Aydın’daki Alyans okulunun genel bir görüntüsü (1914)
Kaynak: Bibliotheque numérique de l’Alliance israélite universelle — AIUPHOT_482
O tarihlerde Kırklareli AIU okul müdürü Mayer eşinin memleketi Aydın’a tayin isteyince Eliezer de bu ivedi değişikliği kabul eder ve yola çıkar. Ancak Balkan Savaşı’nda Kırklareli Bulgar ordusu tarafından işgal edildiğinden ve çatışmalar sürdüğünden görev değişimi gerçekleşemez. Uzun bir yolculuk sonrası Selanik’e dönen Eliezer için işler burada da yaver gitmez çünkü Kırklareli’ne müdür olarak gitmeyi umarken İzmir’deki okula müdür yardımcısı olarak atandığı haberiyle sukut-u hayale uğrar.
Çaresiz, bir kez daha İzmir’e döner.
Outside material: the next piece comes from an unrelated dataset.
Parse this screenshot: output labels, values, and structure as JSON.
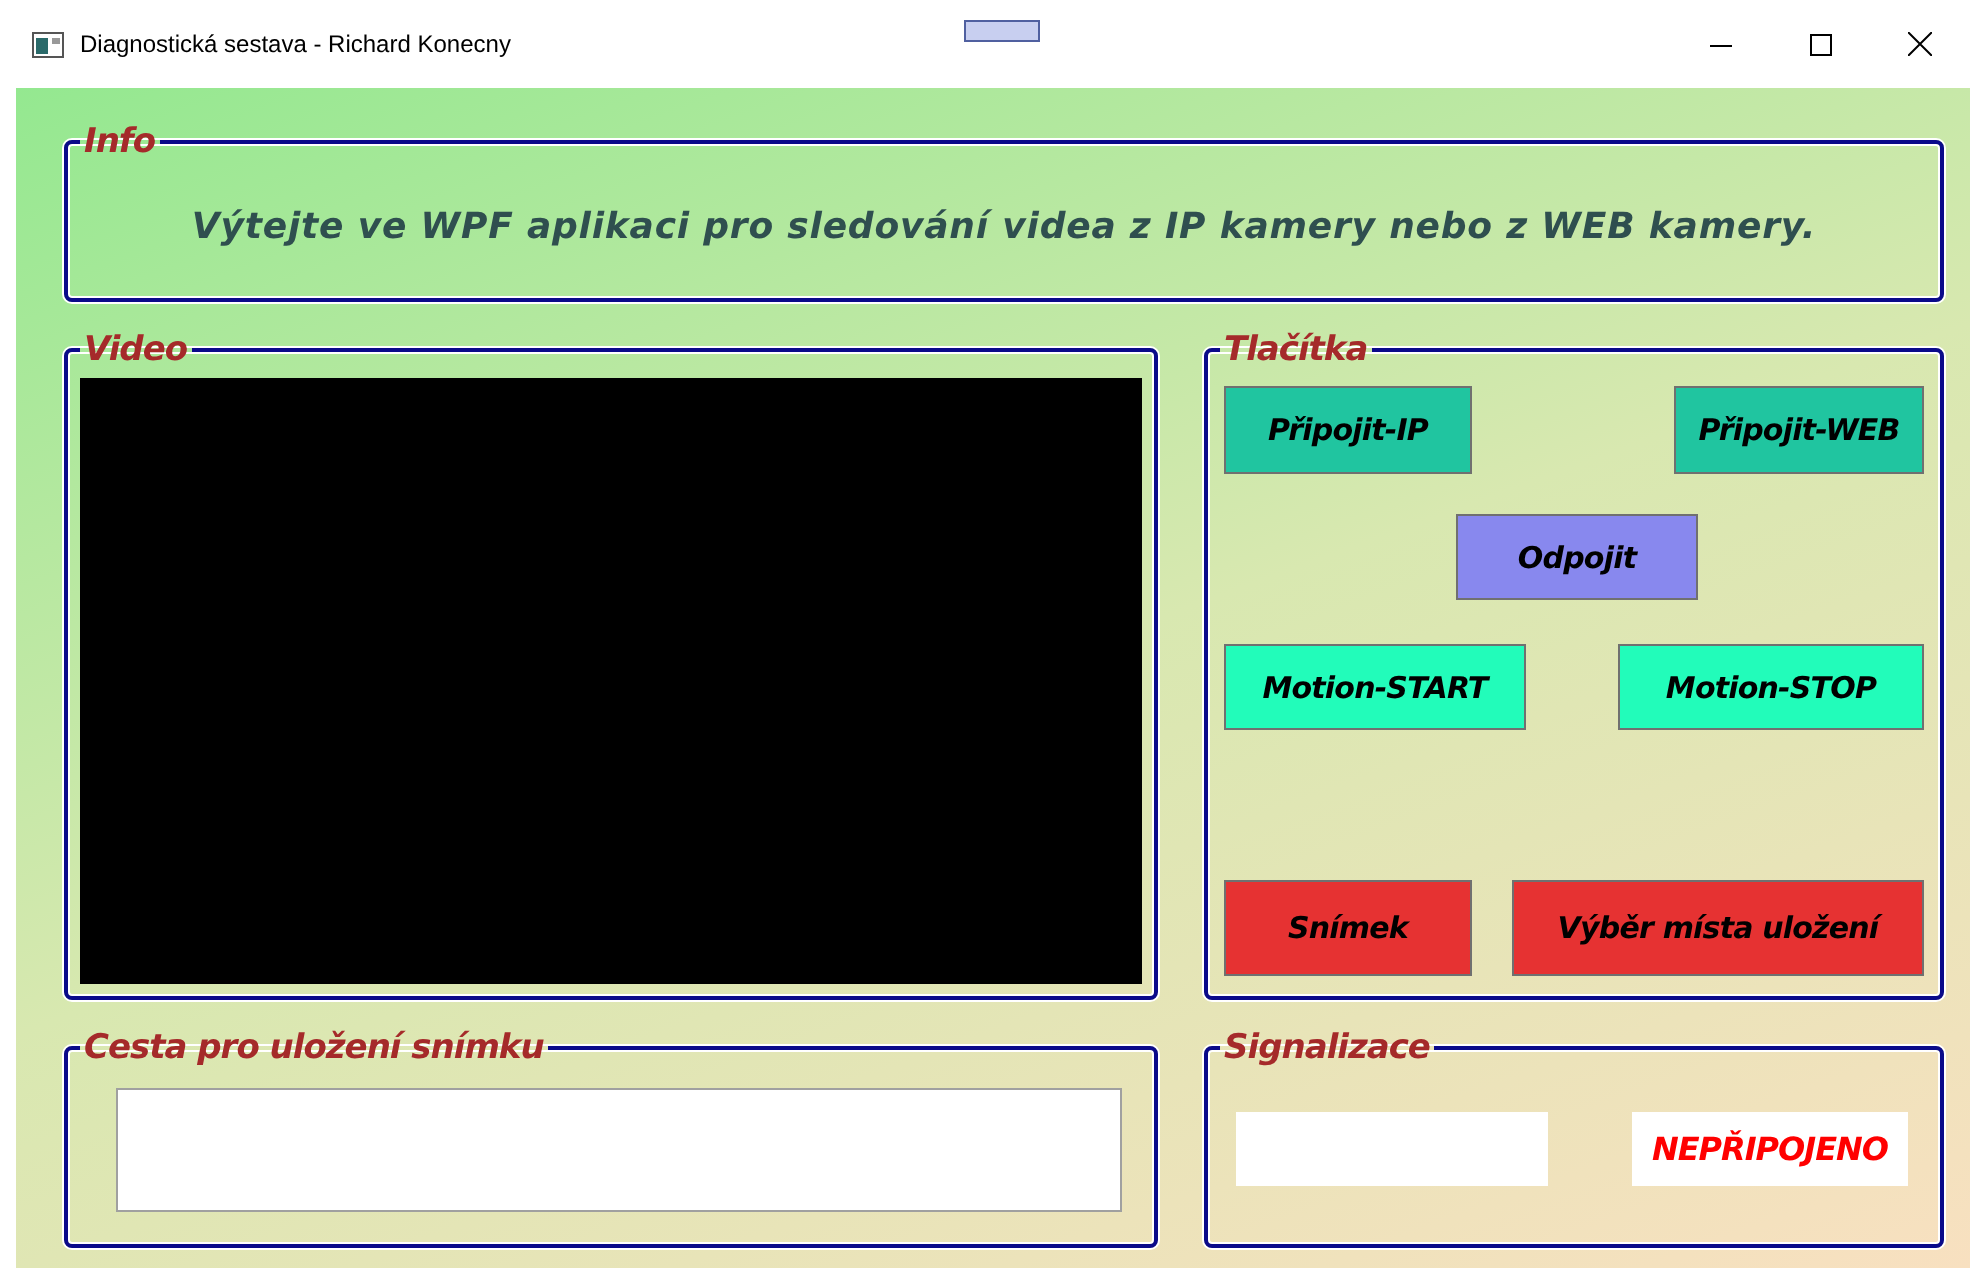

Sıcak çatışma bölgesinde bulunan birçok şehirde geçen üç aylık stresli bir yolculuğun ardından İzmir’de müdür yardımcısı görevine başlar ama tayin meselesinin baş müsebbibi olarak gördüğü Nabon ile çalışmak istemez. Aydın’daki müdürlük görevinden sonra kendisini haksızlığa uğramış hisseder. Fas’ın Mogador kentinde bulunan başka bir Alyans okuluna müdür yardımcılığı görevini de seyahatin çok uzun ve yıpratıcı olacağını öne sürerek reddeder.
Savaş sonrası Osmanlı Türkiye’si ve Makedonya arasında hiçbir kara bağlantısının kalmadığı bir zamanda Eliezer her şeye rağmen şanslıdır. Kardeşi Jacques Cohen, Deutsche Orientbank’ın Adana şubesinde çalışmaktadır. Tüm bu süreçte kendisini yorgun hissettiğini söyleyerek dinlenmek ve tedavi olmak üzere kardeşinin yanına, Adana’ya, yerleşir ve sekiz sene boyunca Fransızca öğretmenliği yapacağı Osmanlı Sultanisi’nde göreve başlar.
Doğduğu topraklara daha yakın olmak isteğiyle midir, yoksa Alyans’a minnettarlıktan mı bilinmez ama 1920 yılında Üsküp’teki AIU okul müdürlüğü için bir kez daha başvuru yapar ve sekiz yıl sonra tekrar hizmete başlar. Bu görevi AIU personel kayıtlarına göre bir yıl sürer ve Eliezer Cohen’e dair arşiv belgeleri burada sona erer. Hayatının geri kalanında nerede yaşadığı, hala bekâr olup olmadığına dairse şimdilik hiçbir şey bilinmemektedir.